After a broadened withdrawal in 2015 and 2016, the South African agrarian economy developed by 17.7% of every 2017. This was helped by solid yield in all the subsectors, for example, field harvests, domesticated animals and cultivation, among others. Truth be told, this is likewise obvious from exchange information, where the nation’s horticultural fares became past the $10 billion stamp out of the blue.
A closer look at the data shows that the agricultural GDP grew by 37.5% quarter to quarter (q/q) in the fourth quarter of 2017, following 41.1% q/q growth in the third quarter. This was against our expectations of a moderate growth pace at levels below 20% q/q, as the last quarter of the year is typically characterised by limited activity in the crop and horticultural sub-sectors (see Chart 1 below).
Following a rebound in South Africa’s agricultural production, the exports also lifted past the $10.0bn for the first time, up 15% year-on-year (y/y), boosted by growth in exports of edible fruits, beverages, spirits, vegetables, grains and other agricultural products (see Chart 2 below).

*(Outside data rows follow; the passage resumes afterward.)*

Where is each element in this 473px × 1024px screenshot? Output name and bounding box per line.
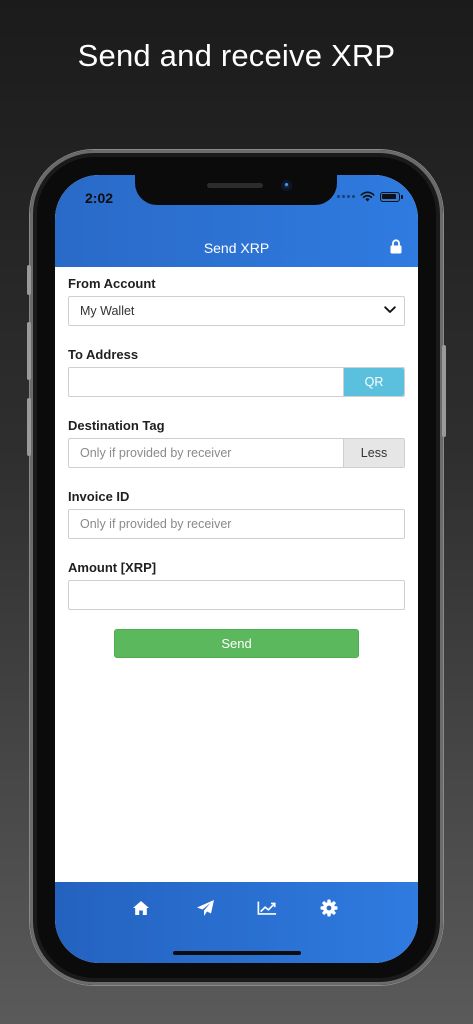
chevron-down-icon: [384, 306, 396, 313]
invoice-id-input[interactable]: Only if provided by receiver: [68, 509, 405, 539]
less-button[interactable]: Less: [343, 439, 404, 467]
camera: [281, 180, 292, 191]
tab-chart[interactable]: [257, 898, 277, 918]
status-icons: [337, 191, 403, 202]
side-button-mute: [27, 265, 31, 295]
page-title: Send XRP: [203, 240, 270, 256]
phone-screen: 2:02 Send XRP From Account My Wallet To …: [55, 175, 418, 963]
promo-headline: Send and receive XRP: [77, 38, 396, 73]
to-address-label: To Address: [68, 347, 139, 362]
side-button-power: [442, 345, 446, 437]
battery-icon: [380, 191, 403, 202]
tab-send[interactable]: [195, 898, 215, 918]
tab-home[interactable]: [131, 898, 151, 918]
to-address-input[interactable]: [80, 368, 340, 396]
destination-tag-input[interactable]: Only if provided by receiver: [80, 446, 231, 460]
gear-icon: [320, 899, 338, 917]
send-button[interactable]: Send: [114, 629, 359, 658]
from-account-select[interactable]: My Wallet: [68, 296, 405, 326]
to-address-group: QR: [68, 367, 405, 397]
top-bar: 2:02 Send XRP: [55, 175, 418, 267]
tab-bar: [55, 882, 418, 963]
speaker: [207, 183, 263, 188]
amount-input[interactable]: [68, 580, 405, 610]
from-account-value: My Wallet: [80, 304, 135, 318]
side-button-volume-down: [27, 398, 31, 456]
lock-icon[interactable]: [390, 239, 402, 254]
home-icon: [133, 901, 149, 915]
wifi-icon: [360, 191, 375, 202]
side-button-volume-up: [27, 322, 31, 380]
send-icon: [196, 900, 214, 916]
invoice-id-label: Invoice ID: [68, 489, 130, 504]
home-indicator[interactable]: [173, 951, 301, 955]
destination-tag-label: Destination Tag: [68, 418, 165, 433]
amount-label: Amount [XRP]: [68, 560, 157, 575]
status-time: 2:02: [85, 190, 114, 206]
notch: [135, 175, 337, 205]
cellular-dots-icon: [337, 195, 355, 198]
destination-tag-group: Only if provided by receiver Less: [68, 438, 405, 468]
qr-scan-button[interactable]: QR: [343, 368, 404, 396]
tab-settings[interactable]: [319, 898, 339, 918]
from-account-label: From Account: [68, 276, 156, 291]
chart-icon: [257, 901, 277, 915]
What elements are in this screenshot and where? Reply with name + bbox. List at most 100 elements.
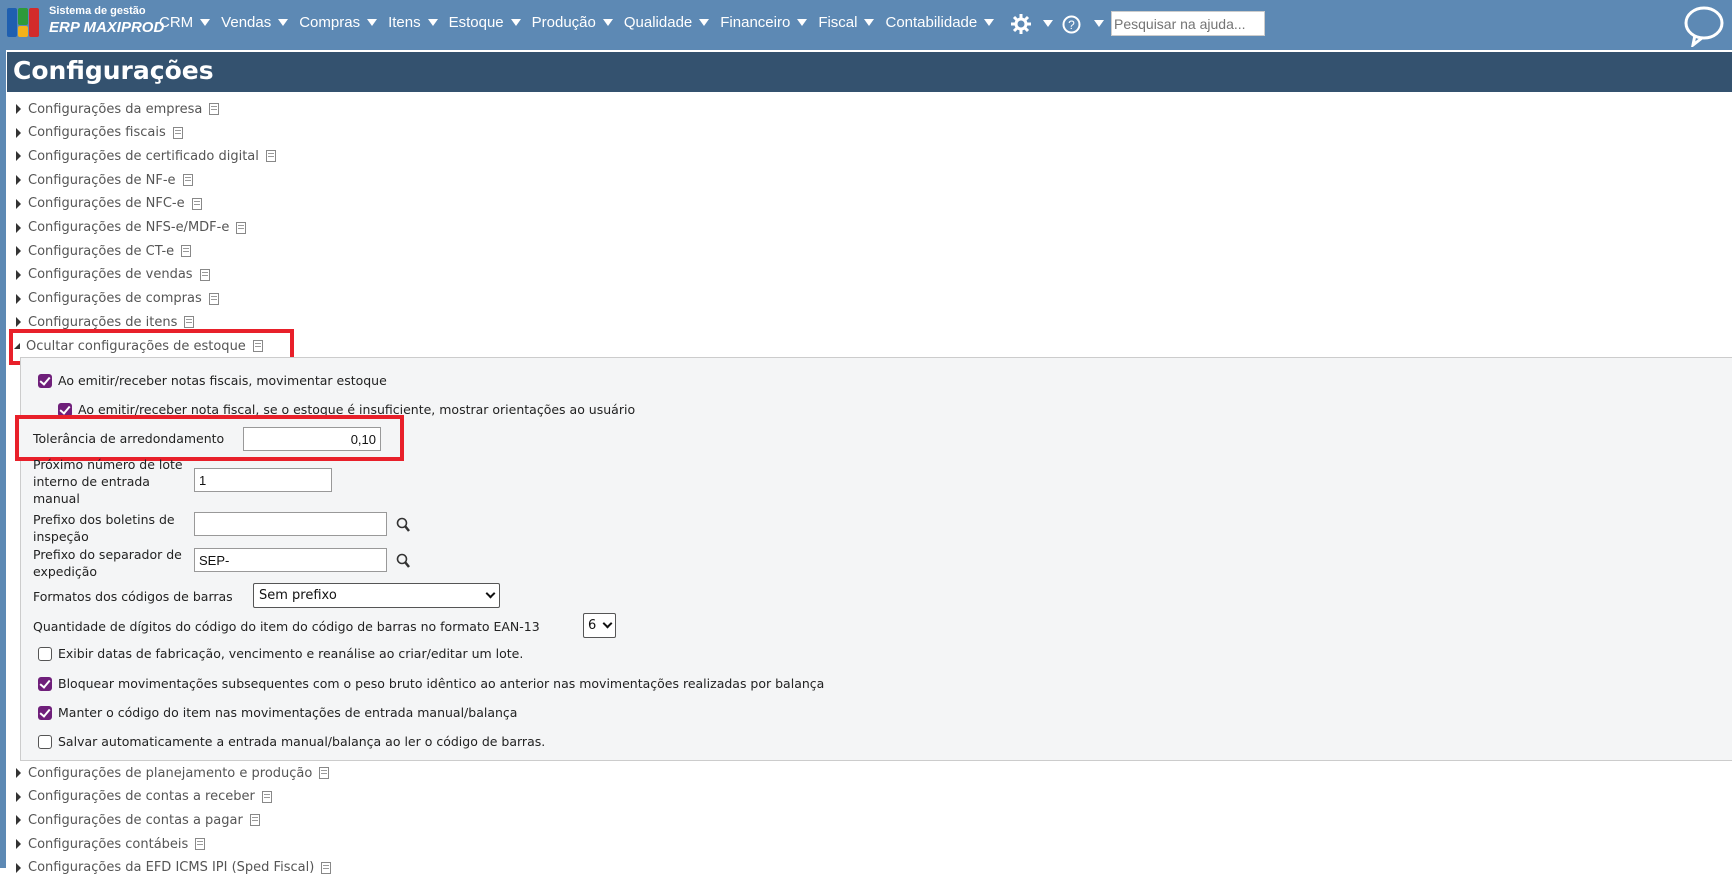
menu-3[interactable]: Itens [388, 14, 438, 31]
chevron-down-icon [485, 588, 496, 599]
gear-dropdown-icon[interactable] [1043, 20, 1053, 27]
gear-icon[interactable] [1010, 13, 1032, 35]
menu-label: Qualidade [623, 14, 693, 31]
section-label: Configurações de vendas [28, 267, 193, 283]
section-label: Configurações de itens [28, 314, 178, 330]
checkbox-row[interactable]: Manter o código do item nas movimentaçõe… [38, 705, 517, 720]
section-item[interactable]: Configurações de CT-e [16, 241, 192, 261]
checkbox-label: Salvar automaticamente a entrada manual/… [58, 734, 546, 749]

It is also worth noting that in the past few years, the Agbiz/IDC Agribusiness Confidence Index proved to be a good leading indicator of agricultural GDP performance (see Chart 1). However, the recent notable deterioration in confidence might not be followed by a similar magnitude of a decline in agricultural GDP, as factors driving each variable are quite distinct at the moment.
Confidence is mainly pressured by uncertainty regarding land reform, but this hasn’t had a material impact on agricultural investments yet. The agricultural sector could slow in performance in 2018 owing to a 5% y/y decline in area planted to summer crops to 3.8 million hectares, as well as an expected decline in Western Cape agricultural production (see Chart 3 below).